La casa estaba en silencio, ese silencio que se pega a las paredes y que ni las niñas lograban romper con sus risas desde la habitación contigua. Gala ya lo había dicho todo. No había marcha atrás en sus palabras, ni disculpas que retractaran lo que ya había sido afirmado con la calma de quien asume un destino: no se arrepentía. Lo amaba, sí. Amaba a Ernesto como se ama lo seguro, lo estable, lo propio. Y al mismo tiempo, no podía ni quería negar que lo otro había existido.
Desde entonces, la mesa del comedor había sido territorio de espectros: Ernesto apenas hablaba, Gala lo observaba sosteniendo la fachada como quien sostiene un cristal que amenaza con resquebrajarse al menor roce. Pasaron tres noches con él entrando tarde, durmiendo en el borde de la cama, despertando antes que ella. Pero esa noche, Ernesto la esperaba. No con ira, sino con esa calma devastadora que siempre lo había caracterizado.
—He pensado —dijo al fin, sin levantar la voz.
Gala, erguida, lo escuchó. No respondió. Sabía que ya no le tocaba a ella hablar.
—He pensado —repitió— que romperlo todo sería demasiado fácil. Y yo no soy un hombre que elige lo fácil.
Su mirada era distinta: no buscaba herir, no buscaba consuelo. Era quirúrgica, como la de alguien que está negociando un contrato del que depende la vida entera.
—Te creo cuando dices que me amas —continuó, con un dejo de cansancio en los hombros—. Y también te creo cuando dices que no te arrepientes. Ahí está la paradoja. Una que no puedo resolver ni con gritos ni con golpes en la mesa. Así que voy a proponerte lo único que me parece sensato.
Se inclinó hacia adelante, los codos en las rodillas, exactamente como la primera noche en que le confesó que lo sabía. Gala contuvo la respiración.
—No quiero perder a mis hijas. No quiero que crezcan entre escombros. No quiero que mañana tengan que explicarse a sí mismas por qué la casa se partió en dos. Eso no lo voy a permitir.
Lo dijo con la certeza de quien dicta una sentencia. Gala no se movió.
—Pero tampoco me vas a tener como si nada hubiera pasado. No más sonrisas automáticas en las cenas. No más deudas de silencio. Vamos a poner reglas. Y quiero que entiendas: no son castigos. Son el único modo en que esto puede seguir.
Alzó la mirada y clavó los ojos en los de ella:
—Teléfonos a la vista. Cuentas claras. Cada movimiento tuyo en el calendario, registrado.
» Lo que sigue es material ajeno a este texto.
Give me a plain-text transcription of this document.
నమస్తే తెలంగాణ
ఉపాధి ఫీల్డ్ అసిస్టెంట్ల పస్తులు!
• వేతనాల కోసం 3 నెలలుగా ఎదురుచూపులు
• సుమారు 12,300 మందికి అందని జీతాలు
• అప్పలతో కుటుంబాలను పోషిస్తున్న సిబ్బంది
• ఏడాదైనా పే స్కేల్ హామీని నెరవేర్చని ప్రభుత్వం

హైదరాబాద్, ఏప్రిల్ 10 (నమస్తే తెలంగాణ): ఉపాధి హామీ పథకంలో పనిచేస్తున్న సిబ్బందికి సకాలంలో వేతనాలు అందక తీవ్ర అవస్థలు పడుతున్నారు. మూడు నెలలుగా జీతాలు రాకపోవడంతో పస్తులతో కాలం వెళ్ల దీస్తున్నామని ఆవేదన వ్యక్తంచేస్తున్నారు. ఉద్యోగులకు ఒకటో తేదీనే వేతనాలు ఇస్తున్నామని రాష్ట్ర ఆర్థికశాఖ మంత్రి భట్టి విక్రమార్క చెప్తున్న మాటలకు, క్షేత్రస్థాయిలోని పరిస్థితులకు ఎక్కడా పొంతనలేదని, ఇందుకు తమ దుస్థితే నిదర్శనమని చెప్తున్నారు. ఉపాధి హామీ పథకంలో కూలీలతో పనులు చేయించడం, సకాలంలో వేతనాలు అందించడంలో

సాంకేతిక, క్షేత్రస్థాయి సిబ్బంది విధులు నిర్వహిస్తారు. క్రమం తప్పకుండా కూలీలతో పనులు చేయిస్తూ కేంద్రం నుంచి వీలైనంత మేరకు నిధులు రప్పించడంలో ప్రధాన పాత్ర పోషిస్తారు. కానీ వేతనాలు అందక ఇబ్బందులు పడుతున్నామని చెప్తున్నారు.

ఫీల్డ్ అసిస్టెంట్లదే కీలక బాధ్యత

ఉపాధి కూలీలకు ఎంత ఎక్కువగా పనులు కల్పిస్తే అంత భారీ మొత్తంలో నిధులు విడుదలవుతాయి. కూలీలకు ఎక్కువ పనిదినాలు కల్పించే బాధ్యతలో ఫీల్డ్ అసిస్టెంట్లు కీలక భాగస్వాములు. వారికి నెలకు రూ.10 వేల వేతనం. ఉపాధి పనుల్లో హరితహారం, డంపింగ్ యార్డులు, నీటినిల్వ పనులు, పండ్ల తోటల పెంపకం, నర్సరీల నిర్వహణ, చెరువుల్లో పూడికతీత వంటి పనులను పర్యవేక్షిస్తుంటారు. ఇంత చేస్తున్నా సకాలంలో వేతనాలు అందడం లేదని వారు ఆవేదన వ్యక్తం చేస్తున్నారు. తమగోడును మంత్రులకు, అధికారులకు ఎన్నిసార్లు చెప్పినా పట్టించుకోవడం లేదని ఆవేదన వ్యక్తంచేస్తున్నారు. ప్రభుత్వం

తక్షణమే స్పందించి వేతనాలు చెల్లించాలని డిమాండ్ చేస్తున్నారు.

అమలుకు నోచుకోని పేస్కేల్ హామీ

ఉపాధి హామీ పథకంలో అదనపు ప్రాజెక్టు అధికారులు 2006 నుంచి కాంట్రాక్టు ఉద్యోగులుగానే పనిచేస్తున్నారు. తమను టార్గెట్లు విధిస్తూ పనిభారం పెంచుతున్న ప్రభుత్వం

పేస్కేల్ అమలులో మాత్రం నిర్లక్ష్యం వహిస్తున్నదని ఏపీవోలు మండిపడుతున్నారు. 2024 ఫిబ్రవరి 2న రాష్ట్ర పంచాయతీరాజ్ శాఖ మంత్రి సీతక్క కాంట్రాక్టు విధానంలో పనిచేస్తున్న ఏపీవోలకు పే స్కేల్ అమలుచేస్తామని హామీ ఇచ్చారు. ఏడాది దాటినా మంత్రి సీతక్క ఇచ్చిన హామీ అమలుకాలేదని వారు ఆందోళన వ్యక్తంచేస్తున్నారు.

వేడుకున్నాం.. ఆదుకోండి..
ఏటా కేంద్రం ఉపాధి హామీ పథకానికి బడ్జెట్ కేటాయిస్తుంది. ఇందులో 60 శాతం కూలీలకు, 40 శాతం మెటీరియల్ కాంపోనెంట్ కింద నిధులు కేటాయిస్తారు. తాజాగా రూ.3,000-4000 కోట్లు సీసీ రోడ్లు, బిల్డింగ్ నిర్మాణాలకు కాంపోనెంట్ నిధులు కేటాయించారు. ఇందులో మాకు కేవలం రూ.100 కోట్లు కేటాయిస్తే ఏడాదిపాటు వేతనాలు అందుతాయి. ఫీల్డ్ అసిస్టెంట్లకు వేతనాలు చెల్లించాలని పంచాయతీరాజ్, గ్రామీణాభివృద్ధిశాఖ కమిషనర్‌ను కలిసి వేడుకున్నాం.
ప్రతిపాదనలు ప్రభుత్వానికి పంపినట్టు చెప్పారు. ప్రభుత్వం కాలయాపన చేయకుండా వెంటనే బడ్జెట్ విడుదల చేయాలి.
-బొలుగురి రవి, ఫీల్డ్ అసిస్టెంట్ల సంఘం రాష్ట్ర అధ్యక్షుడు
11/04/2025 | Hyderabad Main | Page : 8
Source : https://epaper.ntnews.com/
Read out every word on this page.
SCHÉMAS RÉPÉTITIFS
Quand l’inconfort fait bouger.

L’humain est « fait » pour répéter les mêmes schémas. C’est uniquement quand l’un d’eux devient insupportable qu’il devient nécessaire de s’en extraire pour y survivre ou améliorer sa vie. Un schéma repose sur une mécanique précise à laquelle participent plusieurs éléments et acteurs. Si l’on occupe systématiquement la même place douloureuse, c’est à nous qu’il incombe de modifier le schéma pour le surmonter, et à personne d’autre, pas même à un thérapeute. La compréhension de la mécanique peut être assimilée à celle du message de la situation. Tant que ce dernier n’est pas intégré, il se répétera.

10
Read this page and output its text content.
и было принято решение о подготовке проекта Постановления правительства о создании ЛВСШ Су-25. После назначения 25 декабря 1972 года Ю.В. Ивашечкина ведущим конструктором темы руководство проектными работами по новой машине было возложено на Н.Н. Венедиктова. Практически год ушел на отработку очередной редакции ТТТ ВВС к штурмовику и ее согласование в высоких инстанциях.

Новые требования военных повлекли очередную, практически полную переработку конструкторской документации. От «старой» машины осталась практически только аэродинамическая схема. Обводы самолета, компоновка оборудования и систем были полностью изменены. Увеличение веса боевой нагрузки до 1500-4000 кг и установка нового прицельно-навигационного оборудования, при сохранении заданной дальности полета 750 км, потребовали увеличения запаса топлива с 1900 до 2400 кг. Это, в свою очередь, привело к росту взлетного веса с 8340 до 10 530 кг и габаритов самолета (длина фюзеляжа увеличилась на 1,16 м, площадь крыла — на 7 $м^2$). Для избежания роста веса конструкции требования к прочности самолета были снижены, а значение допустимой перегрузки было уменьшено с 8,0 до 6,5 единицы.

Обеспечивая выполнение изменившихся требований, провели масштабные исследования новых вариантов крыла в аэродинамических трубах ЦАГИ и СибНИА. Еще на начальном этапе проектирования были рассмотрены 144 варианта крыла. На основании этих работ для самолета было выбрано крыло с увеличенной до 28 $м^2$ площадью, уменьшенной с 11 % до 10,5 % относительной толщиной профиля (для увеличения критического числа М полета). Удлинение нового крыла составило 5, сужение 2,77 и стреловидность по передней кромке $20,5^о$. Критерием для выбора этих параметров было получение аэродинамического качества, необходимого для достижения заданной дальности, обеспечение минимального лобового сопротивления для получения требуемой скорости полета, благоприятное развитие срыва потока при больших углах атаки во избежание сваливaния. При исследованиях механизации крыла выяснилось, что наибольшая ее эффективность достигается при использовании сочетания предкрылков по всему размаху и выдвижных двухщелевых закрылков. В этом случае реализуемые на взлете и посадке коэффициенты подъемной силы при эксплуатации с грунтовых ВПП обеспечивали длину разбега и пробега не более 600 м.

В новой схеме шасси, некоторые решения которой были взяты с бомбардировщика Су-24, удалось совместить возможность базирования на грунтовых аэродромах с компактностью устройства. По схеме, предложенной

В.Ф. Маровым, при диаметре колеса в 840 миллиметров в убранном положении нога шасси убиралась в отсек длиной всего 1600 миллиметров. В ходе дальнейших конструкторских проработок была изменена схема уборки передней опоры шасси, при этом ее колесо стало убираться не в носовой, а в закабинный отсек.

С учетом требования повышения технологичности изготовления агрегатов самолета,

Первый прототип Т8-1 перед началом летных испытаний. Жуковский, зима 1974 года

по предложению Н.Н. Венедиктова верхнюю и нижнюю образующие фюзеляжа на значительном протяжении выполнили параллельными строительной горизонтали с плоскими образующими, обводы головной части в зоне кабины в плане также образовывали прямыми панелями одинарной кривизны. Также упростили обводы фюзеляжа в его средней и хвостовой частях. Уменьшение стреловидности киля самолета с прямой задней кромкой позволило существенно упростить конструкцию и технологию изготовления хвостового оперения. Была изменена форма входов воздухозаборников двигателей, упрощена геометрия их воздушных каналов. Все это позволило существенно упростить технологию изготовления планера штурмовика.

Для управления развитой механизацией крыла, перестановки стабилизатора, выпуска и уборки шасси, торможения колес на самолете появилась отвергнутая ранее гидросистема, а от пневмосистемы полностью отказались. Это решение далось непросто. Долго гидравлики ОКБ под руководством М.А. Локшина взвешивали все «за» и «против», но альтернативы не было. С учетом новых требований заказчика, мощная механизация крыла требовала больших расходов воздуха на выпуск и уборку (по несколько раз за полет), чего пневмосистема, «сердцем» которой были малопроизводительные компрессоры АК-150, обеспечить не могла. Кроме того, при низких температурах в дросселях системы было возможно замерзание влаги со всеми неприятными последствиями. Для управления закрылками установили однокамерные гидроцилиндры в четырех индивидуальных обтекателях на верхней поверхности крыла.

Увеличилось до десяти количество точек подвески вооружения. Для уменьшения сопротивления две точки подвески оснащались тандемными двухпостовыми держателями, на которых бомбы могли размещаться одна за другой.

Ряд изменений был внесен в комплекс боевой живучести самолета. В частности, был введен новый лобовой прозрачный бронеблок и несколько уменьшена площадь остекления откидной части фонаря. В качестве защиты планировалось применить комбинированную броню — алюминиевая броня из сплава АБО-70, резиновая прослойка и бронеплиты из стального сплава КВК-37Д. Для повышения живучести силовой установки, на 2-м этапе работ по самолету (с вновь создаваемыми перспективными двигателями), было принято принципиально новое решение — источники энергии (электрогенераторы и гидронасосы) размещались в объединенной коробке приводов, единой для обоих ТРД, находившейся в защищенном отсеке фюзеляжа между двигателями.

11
No me importa lo que piensen afuera, no me importa la fachada social, pero yo necesito la certeza de que no vas a volver a exponer lo que construimos.
Una pausa larga, casi insoportable. Gala no parpadeaba.
—Y lo otro… —respiró hondo— lo otro lo voy a llevar conmigo. No lo voy a gritar, no voy a hacer de esto un escándalo. Pero tampoco lo voy a olvidar. El silencio va a ser mi arma. Y quiero que lo sepas: cada vez que lo uses como escudo, te vas a encontrar con él como filo.
Gala lo miró en calma. Había esperado un derrumbe, un portazo, incluso un abandono. En cambio, lo que encontró fue una frialdad calculada, un Ernesto que, sin levantar la voz, imponía un orden que ni ella podía refutar.
—¿Y si te dijera que no puedo prometerte eso? —preguntó con una honestidad brutal, casi como un reto.
Ernesto sonrió, pero sin ternura. Una sonrisa corta, amarga.
—Entonces tendrás que decidir si vale más tu libertad que tu familia. Yo ya elegí. No voy a perder a mis hijas.
El golpe no fue un grito, no fue una amenaza. Fue peor: fue una certeza. Gala sintió el vértigo de comprender que, aunque no había cadenas explícitas, ese era el precio de continuar.
Ernesto se puso de pie, sereno, como si hubiera cerrado un trato.
—Duerme. Mañana seguimos. —Y se retiró a la recámara, dejándola en el comedor, sola con esa mezcla venenosa de decepción, alivio y conformidad.
Gala se quedó allí, con la copa de vino intacta entre los dedos. No había lágrimas. No había culpa. Solo la confirmación de que, aunque había perdido terreno, aún conservaba lo esencial: a Ernesto, a las niñas, el andamiaje de su vida intacto. Era el camino más seguro, para los dos. Y aunque por dentro ardiera la decepción, por fuera la calma era perfecta.